Mertes is married and has four children.
As a son of a diplomat, Mertes spent most of his childhood and youth abroad (Marseille, Paris, Moscow). In 1972 he graduated from high school where he had majored in classical languages. After a two-year military service from 1972 to 1974 he studied law at Bonn and Tübingen universities as well as at the London School of Economics (with a focus on Public international law, Philosophy of Law, Philosophy of science). He completed his law degree at the beginning of 1981 and passed his bar exam in 1983.
In 1981 Mertes worked for Carl Otto Lenz MP as a parliamentary assistant. From 1984 to 1987, he held various positions in the federal administration (Federal Ministry of Defense, Federal Chancellery, Federal Ministry for the Environment, Nature Conservation and Nuclear Safety). In 1987 Chancellor Kohl appointed him as his chief speechwriter. After the fall of the Berlin Wall Mertes co-authored the „Ten Point Program for German and European Unity” which Kohl presented on November 28, 1989. In 1993 he became Director, Policy Planning, and in 1995 he was appointed Director-General, Policy Planning and Cultural Affairs at the Federal Chancellery.

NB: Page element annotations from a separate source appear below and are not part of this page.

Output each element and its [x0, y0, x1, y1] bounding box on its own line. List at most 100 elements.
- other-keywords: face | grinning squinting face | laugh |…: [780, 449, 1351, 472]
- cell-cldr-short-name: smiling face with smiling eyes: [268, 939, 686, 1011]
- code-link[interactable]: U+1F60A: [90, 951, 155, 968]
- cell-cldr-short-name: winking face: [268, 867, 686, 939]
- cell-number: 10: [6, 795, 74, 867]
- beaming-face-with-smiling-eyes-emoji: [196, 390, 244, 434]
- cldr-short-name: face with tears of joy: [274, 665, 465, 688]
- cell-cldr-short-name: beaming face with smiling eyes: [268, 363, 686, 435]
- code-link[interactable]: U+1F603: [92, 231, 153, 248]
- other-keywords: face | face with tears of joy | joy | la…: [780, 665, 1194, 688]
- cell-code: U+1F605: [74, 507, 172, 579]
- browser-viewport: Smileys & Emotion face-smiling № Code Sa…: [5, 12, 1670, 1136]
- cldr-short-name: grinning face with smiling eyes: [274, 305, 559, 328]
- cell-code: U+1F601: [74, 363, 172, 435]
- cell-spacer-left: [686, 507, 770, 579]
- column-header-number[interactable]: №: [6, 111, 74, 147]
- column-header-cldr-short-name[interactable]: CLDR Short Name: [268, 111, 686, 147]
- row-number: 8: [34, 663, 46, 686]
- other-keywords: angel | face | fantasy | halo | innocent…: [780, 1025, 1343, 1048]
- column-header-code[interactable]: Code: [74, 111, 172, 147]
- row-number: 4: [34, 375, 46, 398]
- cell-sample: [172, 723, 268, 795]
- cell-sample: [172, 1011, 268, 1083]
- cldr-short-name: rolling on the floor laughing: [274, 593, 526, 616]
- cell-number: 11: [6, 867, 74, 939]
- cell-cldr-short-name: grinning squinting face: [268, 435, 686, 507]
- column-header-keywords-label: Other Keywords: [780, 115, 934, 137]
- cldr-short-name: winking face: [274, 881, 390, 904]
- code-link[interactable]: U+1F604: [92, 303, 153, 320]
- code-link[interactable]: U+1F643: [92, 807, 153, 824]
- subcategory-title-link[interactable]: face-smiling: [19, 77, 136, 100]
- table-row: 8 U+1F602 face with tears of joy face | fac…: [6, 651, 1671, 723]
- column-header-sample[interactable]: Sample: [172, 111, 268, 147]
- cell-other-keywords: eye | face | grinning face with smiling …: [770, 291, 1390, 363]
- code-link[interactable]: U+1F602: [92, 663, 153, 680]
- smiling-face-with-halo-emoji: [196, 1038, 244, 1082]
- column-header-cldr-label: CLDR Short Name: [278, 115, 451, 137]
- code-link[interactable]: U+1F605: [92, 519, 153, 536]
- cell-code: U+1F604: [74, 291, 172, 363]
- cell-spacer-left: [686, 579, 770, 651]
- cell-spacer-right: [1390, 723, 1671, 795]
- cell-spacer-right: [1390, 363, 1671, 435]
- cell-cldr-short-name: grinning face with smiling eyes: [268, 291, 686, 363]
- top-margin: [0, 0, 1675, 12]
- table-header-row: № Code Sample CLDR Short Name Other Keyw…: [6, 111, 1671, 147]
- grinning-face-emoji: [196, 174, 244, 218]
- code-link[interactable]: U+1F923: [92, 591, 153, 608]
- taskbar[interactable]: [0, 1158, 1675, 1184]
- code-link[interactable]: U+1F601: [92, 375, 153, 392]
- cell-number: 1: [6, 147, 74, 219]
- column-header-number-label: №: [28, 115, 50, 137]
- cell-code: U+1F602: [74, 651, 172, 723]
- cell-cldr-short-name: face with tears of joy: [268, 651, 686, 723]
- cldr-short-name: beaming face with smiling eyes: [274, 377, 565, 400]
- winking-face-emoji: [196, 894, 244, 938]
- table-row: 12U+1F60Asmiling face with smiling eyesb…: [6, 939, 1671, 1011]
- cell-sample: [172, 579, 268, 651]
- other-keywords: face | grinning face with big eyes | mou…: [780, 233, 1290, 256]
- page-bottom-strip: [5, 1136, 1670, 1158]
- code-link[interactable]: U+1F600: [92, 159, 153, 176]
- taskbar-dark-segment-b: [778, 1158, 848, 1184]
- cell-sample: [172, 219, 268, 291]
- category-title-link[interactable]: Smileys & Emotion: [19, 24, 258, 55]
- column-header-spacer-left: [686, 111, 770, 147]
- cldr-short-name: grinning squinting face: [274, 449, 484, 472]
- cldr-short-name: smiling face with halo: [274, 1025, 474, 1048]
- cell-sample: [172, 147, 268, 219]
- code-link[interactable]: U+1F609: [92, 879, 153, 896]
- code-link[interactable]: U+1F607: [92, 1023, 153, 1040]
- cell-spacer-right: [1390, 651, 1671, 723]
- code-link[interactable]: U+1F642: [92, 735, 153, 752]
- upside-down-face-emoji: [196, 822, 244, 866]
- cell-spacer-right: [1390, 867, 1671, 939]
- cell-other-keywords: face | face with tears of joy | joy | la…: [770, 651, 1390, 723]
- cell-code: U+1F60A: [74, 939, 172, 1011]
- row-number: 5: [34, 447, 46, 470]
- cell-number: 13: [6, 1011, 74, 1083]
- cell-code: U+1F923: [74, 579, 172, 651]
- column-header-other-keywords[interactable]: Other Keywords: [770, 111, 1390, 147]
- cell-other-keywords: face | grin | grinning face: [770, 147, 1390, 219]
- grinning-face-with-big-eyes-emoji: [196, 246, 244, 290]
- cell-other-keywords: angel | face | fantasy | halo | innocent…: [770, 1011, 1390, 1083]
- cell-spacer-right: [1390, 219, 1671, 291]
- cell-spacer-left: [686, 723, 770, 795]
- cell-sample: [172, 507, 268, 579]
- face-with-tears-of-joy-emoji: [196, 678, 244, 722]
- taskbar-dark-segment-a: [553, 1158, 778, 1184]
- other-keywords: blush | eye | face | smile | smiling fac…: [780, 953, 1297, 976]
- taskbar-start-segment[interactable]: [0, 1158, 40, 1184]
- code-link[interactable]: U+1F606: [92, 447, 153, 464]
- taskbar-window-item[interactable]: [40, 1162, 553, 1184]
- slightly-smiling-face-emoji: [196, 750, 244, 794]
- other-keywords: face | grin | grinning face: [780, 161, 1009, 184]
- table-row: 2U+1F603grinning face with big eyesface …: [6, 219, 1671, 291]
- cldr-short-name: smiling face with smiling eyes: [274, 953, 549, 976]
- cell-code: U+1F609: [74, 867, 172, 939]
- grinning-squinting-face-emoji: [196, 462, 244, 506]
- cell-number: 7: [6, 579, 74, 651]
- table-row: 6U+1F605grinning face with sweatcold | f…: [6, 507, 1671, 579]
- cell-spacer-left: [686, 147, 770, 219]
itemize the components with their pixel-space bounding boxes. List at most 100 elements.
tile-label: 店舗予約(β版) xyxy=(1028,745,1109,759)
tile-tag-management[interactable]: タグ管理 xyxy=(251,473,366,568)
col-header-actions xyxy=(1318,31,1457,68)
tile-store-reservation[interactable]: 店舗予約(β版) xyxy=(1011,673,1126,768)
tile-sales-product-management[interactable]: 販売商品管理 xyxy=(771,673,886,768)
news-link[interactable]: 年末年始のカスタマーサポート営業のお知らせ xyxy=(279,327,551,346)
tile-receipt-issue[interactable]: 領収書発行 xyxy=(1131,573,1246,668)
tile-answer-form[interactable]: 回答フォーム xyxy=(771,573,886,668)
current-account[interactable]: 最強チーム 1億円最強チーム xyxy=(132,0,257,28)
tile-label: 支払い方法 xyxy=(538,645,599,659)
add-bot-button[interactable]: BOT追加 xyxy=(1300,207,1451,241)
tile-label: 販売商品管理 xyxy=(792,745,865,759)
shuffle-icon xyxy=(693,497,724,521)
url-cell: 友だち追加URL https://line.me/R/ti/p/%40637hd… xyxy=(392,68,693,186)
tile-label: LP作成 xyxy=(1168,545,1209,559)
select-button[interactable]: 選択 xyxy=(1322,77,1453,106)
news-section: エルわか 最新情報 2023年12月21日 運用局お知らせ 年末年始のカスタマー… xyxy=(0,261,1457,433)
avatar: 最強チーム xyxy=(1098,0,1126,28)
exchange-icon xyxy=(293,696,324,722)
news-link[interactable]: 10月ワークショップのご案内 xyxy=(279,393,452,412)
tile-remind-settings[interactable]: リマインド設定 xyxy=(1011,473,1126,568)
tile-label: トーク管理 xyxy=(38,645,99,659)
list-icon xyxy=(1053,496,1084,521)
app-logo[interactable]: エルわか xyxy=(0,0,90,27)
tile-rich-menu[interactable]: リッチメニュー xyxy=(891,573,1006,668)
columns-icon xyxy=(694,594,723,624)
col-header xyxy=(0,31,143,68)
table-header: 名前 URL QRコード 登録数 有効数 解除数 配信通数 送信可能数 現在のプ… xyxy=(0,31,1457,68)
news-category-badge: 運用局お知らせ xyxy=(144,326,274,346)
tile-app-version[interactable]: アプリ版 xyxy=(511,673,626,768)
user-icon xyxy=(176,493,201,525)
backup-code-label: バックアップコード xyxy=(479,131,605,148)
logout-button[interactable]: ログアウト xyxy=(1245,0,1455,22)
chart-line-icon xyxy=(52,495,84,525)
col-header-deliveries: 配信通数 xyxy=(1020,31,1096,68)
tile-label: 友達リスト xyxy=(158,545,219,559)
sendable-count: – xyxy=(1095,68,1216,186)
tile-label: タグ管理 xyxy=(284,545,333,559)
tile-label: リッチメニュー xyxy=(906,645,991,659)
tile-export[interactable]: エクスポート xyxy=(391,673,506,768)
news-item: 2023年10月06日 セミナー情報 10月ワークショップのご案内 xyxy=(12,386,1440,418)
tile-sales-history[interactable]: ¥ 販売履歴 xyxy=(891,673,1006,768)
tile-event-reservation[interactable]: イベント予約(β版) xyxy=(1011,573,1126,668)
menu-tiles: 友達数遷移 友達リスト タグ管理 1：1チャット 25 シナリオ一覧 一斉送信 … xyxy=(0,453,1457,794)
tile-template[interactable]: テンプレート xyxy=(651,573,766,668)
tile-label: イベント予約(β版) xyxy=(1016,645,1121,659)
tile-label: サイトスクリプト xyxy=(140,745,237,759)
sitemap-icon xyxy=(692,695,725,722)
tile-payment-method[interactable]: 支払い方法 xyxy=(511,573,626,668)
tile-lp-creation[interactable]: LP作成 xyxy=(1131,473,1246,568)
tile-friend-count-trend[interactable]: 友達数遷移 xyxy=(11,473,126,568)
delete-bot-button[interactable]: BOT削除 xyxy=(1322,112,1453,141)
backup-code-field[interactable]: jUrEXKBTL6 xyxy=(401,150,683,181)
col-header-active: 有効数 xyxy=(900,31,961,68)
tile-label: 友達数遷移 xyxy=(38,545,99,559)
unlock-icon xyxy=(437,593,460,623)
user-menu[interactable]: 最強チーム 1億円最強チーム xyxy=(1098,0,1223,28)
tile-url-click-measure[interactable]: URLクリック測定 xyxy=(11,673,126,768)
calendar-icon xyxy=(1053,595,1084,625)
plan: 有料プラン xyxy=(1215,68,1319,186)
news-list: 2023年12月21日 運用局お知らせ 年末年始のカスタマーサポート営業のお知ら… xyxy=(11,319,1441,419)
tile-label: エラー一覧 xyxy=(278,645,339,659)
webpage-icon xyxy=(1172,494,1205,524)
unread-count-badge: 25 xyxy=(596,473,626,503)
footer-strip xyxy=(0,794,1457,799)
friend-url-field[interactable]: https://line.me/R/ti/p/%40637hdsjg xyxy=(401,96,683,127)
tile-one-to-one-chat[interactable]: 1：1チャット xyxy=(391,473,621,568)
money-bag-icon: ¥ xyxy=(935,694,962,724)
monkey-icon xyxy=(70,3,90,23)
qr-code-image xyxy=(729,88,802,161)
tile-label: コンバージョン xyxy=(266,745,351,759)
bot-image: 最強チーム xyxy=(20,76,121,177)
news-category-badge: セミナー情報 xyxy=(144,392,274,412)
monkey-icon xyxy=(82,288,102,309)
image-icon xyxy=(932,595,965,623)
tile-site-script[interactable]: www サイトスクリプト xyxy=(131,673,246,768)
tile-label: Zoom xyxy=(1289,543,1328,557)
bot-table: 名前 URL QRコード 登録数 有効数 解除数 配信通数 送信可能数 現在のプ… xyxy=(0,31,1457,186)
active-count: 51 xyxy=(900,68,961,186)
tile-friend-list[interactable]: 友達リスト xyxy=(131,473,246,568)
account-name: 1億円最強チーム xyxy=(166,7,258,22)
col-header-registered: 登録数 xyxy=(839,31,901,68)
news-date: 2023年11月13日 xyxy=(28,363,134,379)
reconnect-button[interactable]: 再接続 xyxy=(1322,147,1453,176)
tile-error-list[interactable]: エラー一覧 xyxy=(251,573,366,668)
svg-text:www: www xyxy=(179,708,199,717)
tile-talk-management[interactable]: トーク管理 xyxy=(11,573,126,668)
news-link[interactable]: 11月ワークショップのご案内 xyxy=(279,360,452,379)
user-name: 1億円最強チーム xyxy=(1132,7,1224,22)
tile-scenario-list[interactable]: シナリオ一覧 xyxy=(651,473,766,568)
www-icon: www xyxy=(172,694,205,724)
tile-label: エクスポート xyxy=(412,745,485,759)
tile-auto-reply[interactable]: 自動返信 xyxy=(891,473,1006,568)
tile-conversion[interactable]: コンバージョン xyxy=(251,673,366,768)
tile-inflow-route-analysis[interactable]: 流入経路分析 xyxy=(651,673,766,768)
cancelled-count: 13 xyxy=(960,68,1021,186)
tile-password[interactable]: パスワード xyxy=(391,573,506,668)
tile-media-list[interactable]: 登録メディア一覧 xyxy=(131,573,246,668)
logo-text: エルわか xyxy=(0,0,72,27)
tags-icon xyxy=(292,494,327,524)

After the change of government from Helmut Kohl to Gerhard Schröder in 1998, Mertes joined the editorial team of the German weekly Rheinischer Merkur and remained the newspaper’s foreign editor and deputy editor-in-chief until the end of 2002. From 2003 to July 2006, he worked as an associate for the political consultancy “dimap consult” which he had co-founded with former colleagues. At the same time, he continued writing as a freelance author for “Rheinischer Merkur”, Aufbau (until 2004) and Project Syndicate.
In August 2006 Mertes was appointed State Secretary for Federal, European and International Affairs in the State Government of North Rhine-Westphalia (Düsseldorf). In that capacity, he was Plenipotentiary of North Rhine-Westphalia to the Federation (Berlin) and the State’s representative to the European Union (Brussels). He left office in 2010 after the change of government from a CDU-led to an SPD-led State Government. In 2011 he became head of the Konrad Adenauer Foundation’s Jerusalem office.
Since the mid-1980s Mertes has continuously published articles and book chapters on European and international affairs, interreligious dialogue, and (comparative) government. The newspapers and journals to which he contributed include Frankfurter Allgemeine Zeitung, International Herald Tribune, Neue Zürcher Zeitung, The Independent and several dailys belonging the Project Syndicate, as well as Dædalus, Foreign Affairs, Internationale Politik, Neprikosnovenny Zapás (Неприкосновенный запас), Obshchaya Tetrad (Общая тетрадъ), Politique étrangère, Prospect, The Washington Quarterly, Transit, and the Israel Journal of Foreign Affairs. He co-authored and co-edited (with Steven Muller and Heinrich August Winkler) “In Search of Germany” (1996), and he is the author of “German Questions – European Answers” (2001). Mertes also came out with a German translation of William Shakespeare’s sonnets (2006) and of selected love poetry, verse letters and religious poems by John Donne (2017).
In July 1989 he published, with his colleague Norbert J. Prill, a much-debated concept for a multi-speed Europe which was based on the idea that the European Community, considering the approaching end of the Cold War, should be prepared to include emerging new democracies from Eastern Europe and neutral countries such as Austria, Finland and Sweden; Mertes and Prill also pleaded for a stronger association of Israel and Turkey with the EC. During the 1990s Timothy Garton Ash, Michael Mertes and Dominique Moïsi wrote several „trilateral“ (British-German-French) pleas in favour of a combined eastward entlargement and institutional modernisation of the EU.
Mertes has been a member of the CDU since 1971, the Kuratorium der Freunde und Förderer des Leo Baeck Instituts e.V. since 1988, the International Advisory Council of the Moscow School of Political Studies since 2000, the International Board of Directors of the Institute for Human Sciences at Boston University 2001-2009, the Commission for Contemporary History since 2002, and the Drafting Committee for the CDU’s new party platform (Grundsatzprogramm) 2006-2007. In 2006 he received, together with Rabbi Nathan Peter Levinson and Protestant Pastor Johannes Hildebrandt, the International Raoul Wallenberg Foundation's Roncalli Award for interfaith dialogue and understanding.